Meta has been behind in AI for over a year. On Wednesday, it made its best move yet to catch up.
The firm released Muse Spark - its first big AI model since hiring Alexandr Wang nine months ago for a $14.3 billion deal with Scale AI. Wang now runs Meta's AI labs, the team that built the model from the start.
What Muse Spark Actually Does
Meta isn't saying this is the top model. It's built to be fast, small, and lean. It can answer science, math, and health questions using way less power than old Llama models.
The model runs the Meta AI helper in the app and web site. It's coming to Facebook, Instagram, WhatsApp, Messenger, and Ray-Ban glasses in weeks.
For hard questions, a "Thinking" mode uses a team of AI agents working at the same time. Meta says that can match top tools from Google and OpenAI.
The Business Play
Meta is also testing a new way to make money. Select partners can use Muse Spark's tech through a private API view, with paid use later.

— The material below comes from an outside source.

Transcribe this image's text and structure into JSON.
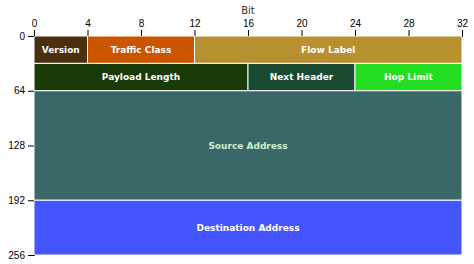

That's a big shift. Meta's old way was open - free Llama models. Muse Spark is closed. But the firm said it hopes to open future ones.
Meta's stock climbed nearly 9% on Wednesday. Part of that was the ceasefire rally lifting all boats. But the AI announcement gave investors something new to price in.
Worth Noting
Meta's AI spending for 2026 will be $115 - $135 billion - almost double last year. OpenAI and Anthropic are both worth over $1 trillion. Google's Gemini is gaining ground.
The AI race is pricey. Meta just showed it's still in it.